I was chatting with a startup CEO about marketing messages and how important it was to create a great story. His company has an awesome story and even though they only have a junior part-time marketer on staff, their messages are great. “I don’t get it,” he says to me “I see all this lousy messaging out there and yet we manage to do it! What’s wrong with people?”

That got me thinking. Why is there so much bad messaging out there? Here’s what I think:

1/ The Team Stinks at Message Creation – The company has a good story but the team stinks at message creation and can’t translate that story into compelling messages. In my example above, the company happens to have naturally great storytellers on staff so they don’t have this problem. Not every startup is so lucky.

Solution: Hire or rent some marketing talent. If you go with a consultant make sure they come with super references and make sure you stay heavily involved in the process. The output will be better that way and the team will get a better understanding of how to create messages. Caution: keep reading because this might not actually be the problem.

2/ Marketing Doesn’t Get It – The company has a good story but marketing (or whoever is creating the messaging), although great at message creation, lacks the understanding of either the offering or the market to really understand or believe the story. Messages are then created based on this (incomplete or flawed) understanding, resulting in weak messaging.

Solution: Either spend more time with the marketing folk making sure they get it or if that doesn’t work, hire someone with a background in your solutions and your market.

3/ Message by Committee – The company has a good story but everyone (including the IT person, the lawyer, the accountant and the late night pizza delivery guy) is allowed to edit it resulting in a watered-down mess that is a mere shadow of the great story the CEO tells in a sales meeting.

Solution: Let marketing work on drafts and narrow down the reviewers to a couple of folks maximum. In my experience marketing should create the messages with input from the CEO and a review cycle by the head of sales. That’s it.

4/ The Story Sucks – There is no compelling story to tell about the company or product therefore no matter how talented the marketer is, at best you will get mediocre messaging.

Solution: If you have any market traction at all this won’t be the case but some very early stage startups will land here. Usually there’s a story but you will have to talk to a bunch of happy customers to extract it. If there aren’t any happy customers, well, the offering is the problem and all the marketing in the world isn’t going to fix that.

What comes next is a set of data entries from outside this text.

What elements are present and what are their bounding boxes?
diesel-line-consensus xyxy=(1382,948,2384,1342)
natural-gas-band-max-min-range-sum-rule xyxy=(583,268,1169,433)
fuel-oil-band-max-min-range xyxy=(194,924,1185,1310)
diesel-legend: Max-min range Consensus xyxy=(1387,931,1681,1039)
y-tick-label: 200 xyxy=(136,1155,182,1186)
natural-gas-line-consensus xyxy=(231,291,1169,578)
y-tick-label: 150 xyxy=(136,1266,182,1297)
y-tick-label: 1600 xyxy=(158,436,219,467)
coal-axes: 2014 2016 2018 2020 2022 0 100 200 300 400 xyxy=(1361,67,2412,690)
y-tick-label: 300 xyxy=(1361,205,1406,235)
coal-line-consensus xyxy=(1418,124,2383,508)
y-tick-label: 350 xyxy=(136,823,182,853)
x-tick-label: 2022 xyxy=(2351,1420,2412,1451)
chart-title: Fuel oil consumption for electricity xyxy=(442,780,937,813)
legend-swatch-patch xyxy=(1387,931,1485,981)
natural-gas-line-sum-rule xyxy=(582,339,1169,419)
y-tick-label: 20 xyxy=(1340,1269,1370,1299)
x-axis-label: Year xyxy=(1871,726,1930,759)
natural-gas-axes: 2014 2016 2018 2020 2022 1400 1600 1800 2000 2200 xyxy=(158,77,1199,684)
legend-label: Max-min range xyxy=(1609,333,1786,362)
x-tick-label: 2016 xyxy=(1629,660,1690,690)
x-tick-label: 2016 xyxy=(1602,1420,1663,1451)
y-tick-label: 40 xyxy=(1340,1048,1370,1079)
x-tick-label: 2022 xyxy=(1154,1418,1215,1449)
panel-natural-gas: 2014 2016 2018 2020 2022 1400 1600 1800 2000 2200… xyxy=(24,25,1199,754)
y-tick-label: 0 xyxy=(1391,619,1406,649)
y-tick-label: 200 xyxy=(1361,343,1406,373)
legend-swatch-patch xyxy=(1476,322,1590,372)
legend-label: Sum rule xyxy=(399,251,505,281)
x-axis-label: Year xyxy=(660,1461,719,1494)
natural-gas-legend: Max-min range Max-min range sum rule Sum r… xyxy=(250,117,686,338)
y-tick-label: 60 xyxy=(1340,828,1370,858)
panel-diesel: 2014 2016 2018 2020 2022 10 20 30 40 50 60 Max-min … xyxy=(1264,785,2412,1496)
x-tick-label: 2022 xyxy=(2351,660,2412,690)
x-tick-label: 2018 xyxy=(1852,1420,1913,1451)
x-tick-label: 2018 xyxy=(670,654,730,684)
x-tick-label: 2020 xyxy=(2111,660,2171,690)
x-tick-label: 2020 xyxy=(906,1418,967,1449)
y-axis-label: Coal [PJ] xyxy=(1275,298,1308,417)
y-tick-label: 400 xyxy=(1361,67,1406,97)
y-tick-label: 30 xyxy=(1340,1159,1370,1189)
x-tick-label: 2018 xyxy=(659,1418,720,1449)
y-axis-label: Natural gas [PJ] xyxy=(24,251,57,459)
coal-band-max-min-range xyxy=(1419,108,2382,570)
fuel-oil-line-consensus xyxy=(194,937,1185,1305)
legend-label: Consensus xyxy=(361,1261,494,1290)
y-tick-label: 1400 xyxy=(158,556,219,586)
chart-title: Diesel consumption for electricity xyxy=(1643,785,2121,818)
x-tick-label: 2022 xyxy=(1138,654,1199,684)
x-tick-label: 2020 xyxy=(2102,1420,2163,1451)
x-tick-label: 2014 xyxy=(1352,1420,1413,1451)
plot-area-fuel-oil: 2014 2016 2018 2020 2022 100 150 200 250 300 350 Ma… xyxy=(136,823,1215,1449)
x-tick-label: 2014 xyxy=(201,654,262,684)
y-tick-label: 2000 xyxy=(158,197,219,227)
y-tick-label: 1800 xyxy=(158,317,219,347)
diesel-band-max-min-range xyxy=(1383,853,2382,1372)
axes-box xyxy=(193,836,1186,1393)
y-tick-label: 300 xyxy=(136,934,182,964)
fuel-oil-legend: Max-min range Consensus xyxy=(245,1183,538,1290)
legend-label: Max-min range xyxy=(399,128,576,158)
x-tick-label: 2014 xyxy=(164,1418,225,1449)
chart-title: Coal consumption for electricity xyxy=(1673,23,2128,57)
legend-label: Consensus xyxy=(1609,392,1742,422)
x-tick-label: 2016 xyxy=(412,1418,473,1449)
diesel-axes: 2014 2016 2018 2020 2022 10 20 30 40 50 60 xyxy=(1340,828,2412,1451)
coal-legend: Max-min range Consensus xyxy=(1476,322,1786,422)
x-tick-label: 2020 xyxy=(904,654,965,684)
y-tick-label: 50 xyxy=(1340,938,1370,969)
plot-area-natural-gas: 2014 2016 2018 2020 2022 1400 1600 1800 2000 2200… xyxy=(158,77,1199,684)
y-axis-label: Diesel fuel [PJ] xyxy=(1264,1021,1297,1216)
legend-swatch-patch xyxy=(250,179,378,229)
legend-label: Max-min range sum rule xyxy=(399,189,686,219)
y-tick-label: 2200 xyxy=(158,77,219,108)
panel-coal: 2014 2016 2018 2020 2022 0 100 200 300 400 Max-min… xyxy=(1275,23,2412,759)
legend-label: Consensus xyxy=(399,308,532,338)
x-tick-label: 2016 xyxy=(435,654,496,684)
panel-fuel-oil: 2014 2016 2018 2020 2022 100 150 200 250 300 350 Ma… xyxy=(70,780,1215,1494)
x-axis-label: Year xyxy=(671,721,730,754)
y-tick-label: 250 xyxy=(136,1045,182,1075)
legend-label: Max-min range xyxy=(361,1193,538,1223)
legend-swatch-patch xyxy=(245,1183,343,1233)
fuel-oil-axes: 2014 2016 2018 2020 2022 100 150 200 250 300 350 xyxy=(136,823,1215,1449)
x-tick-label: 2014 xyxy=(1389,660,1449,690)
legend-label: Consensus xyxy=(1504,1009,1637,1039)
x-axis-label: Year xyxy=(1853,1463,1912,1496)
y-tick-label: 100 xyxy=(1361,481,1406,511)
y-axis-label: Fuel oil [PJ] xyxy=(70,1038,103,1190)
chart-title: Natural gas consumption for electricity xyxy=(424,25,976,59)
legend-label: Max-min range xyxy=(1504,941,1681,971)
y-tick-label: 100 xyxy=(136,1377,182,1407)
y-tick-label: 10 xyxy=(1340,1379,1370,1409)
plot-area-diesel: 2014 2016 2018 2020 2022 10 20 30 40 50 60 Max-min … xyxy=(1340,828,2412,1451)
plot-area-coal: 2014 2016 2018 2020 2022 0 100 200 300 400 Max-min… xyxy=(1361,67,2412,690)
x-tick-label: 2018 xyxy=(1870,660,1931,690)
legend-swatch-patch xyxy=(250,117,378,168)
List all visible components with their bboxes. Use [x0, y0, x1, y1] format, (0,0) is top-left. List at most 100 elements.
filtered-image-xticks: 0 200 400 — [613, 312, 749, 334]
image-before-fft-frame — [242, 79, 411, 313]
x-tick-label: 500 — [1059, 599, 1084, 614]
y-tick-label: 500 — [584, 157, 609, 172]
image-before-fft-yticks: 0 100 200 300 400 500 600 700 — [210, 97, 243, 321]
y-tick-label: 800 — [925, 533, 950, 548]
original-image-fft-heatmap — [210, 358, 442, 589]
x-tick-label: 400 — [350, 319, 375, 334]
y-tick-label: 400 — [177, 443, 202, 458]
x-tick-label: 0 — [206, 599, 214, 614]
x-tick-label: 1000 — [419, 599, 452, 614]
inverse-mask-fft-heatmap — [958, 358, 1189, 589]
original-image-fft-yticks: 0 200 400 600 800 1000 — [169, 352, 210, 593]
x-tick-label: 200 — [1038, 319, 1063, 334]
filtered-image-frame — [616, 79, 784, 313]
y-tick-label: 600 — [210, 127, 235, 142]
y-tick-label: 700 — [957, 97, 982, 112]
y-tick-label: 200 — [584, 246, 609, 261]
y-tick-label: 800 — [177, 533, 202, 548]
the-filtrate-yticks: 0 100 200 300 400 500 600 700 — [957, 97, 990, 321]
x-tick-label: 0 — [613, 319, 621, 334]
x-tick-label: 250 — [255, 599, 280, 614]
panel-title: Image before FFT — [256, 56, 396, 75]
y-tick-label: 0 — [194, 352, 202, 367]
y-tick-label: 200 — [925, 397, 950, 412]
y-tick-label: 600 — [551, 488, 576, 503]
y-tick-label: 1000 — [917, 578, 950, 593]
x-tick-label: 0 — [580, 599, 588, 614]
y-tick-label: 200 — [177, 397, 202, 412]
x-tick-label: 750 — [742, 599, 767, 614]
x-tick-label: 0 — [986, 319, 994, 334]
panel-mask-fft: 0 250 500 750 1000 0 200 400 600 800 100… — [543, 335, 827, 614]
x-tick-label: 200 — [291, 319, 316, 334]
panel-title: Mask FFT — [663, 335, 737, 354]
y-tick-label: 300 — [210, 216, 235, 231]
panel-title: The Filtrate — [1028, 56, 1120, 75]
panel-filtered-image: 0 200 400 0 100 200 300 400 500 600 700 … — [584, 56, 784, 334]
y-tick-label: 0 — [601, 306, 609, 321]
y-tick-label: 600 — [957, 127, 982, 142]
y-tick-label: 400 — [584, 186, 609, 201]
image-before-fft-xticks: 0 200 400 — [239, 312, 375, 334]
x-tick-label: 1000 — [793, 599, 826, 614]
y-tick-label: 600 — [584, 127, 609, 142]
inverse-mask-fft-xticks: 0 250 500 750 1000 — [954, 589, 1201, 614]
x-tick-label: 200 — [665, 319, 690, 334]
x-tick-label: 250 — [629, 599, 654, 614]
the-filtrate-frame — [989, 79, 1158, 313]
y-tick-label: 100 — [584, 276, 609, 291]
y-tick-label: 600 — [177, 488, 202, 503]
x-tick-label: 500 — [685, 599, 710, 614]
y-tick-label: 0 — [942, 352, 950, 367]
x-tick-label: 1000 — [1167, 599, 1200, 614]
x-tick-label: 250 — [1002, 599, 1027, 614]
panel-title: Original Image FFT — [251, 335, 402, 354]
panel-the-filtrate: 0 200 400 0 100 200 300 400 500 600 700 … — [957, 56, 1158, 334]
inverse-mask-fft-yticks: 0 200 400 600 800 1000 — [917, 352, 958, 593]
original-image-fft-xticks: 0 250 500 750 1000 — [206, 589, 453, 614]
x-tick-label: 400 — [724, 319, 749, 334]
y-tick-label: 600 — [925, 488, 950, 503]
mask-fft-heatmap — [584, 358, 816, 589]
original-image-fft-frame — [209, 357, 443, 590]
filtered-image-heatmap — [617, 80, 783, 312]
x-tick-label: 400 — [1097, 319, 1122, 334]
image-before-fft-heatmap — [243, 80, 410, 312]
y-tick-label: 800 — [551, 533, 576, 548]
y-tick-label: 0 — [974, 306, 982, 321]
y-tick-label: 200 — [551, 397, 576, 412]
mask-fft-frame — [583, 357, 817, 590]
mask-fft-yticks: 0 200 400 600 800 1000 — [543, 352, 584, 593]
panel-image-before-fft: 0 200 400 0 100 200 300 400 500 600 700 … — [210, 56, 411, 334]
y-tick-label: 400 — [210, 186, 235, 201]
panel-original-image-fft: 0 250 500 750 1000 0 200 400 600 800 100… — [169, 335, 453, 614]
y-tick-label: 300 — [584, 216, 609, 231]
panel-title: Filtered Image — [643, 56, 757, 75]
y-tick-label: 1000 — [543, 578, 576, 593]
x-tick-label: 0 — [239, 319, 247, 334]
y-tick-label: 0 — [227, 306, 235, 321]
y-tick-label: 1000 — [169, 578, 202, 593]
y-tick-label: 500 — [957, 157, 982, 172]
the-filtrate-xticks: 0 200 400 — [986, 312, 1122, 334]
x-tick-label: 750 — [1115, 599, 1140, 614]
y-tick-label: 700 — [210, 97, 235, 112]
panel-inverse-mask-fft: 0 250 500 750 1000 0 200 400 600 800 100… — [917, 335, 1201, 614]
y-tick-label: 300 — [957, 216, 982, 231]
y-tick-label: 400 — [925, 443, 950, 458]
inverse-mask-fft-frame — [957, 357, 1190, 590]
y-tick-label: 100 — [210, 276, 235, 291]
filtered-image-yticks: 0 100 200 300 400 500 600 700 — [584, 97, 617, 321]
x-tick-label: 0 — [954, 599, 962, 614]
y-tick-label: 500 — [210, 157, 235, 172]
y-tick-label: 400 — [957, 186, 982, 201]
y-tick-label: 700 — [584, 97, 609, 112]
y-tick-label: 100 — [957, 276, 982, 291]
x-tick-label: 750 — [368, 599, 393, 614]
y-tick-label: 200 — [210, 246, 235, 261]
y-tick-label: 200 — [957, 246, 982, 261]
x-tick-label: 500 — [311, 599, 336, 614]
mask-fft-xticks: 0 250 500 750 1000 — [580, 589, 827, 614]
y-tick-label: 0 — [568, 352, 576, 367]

5/ It’s Cultural – In my opinion, truly terrible messaging (from a company that’s not about to die) results from a perfect storm of institutional indifference and lack of marketing talent. First you have (incredibly bad) messaging created by developers, admin staff, indifferent contractors or pizza delivery folk. Next, the company does not believe messaging is important, thus creating the conditions where these lousy messages are allowed to see the light of day. Or maybe the second condition allows the first condition to occur. Chicken meet egg.

Solution: Marketing talent can only take you so far here and in my experience good marketers won’t stay where they aren’t appreciated. If you figure out how to fix this one, short of fixing the culture, I would love to hear about it.

(Side note: I can almost forgive startups for landing in this last state – if none of your founders have a marketing bent you might end up here. Strangely however, I find the worst messaging happens in mid-sized companies that did some great marketing when passionate founders still had a hand in it but later lost their way through a combination of bored/boring management and not being willing/able to pay for and retain decent marketing talent.)

The Ingredients for Great Messages

All of this points the way to how you create great messages. The ingredients are:

  • A great offering
  • A team that gets that message creation is important
  • Someone on the team that’s good at message creation

Marketing talent alone, isn’t going to cut it.